Öncelikli planım ailecek yiyeceğimiz akşam yemeği olduğundan, elbisemi yanıma alıp daha klasik bir şeyler giymeye karar vermiştim. Aslında biz bize keyifli vakit geçirecektik pijamalarımla bile gidebilirdim ama spor giyinmek beni mutlu etmiyordu. Lokasyondan bağımsız klasik giyinen biriydim.

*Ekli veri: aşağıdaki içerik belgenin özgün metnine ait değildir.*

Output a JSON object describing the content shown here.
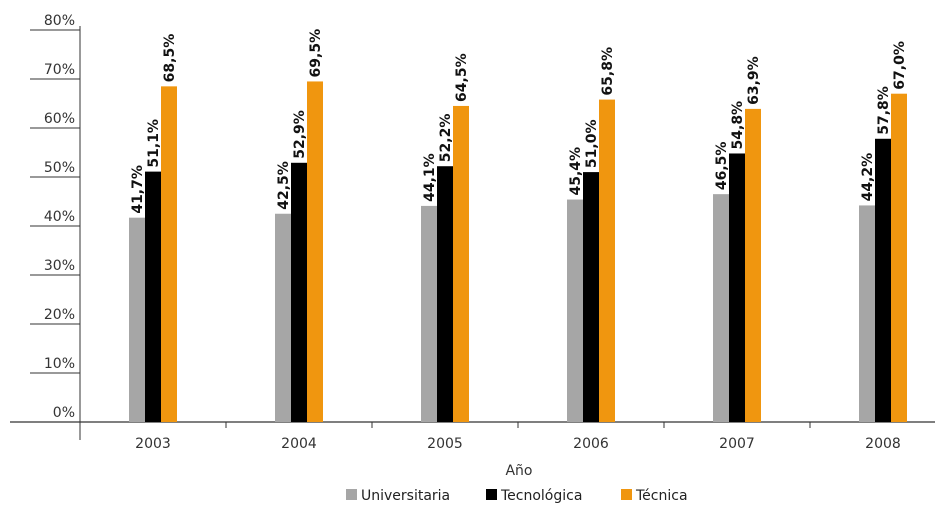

Oyumu gri tonlarında rahat hareket edilebilen kumaş pantolon ve ceketten yana kullandım. İçine beyaz bir crop giydiğimde akşam yemeği için oldukça uygun olduğuna emin oldum. Tamamen hazır olduğumda bozulmaması için sıkı olmayacak şekilde topladığım saçlarımı açıp ellerimle düzelttim. Saçlarım göğüs hizamda bitiyordu. Uzun saçtan nefret ettiğim gibi çok kısa kullanmaya da hiçbir zaman alışkın olmadım.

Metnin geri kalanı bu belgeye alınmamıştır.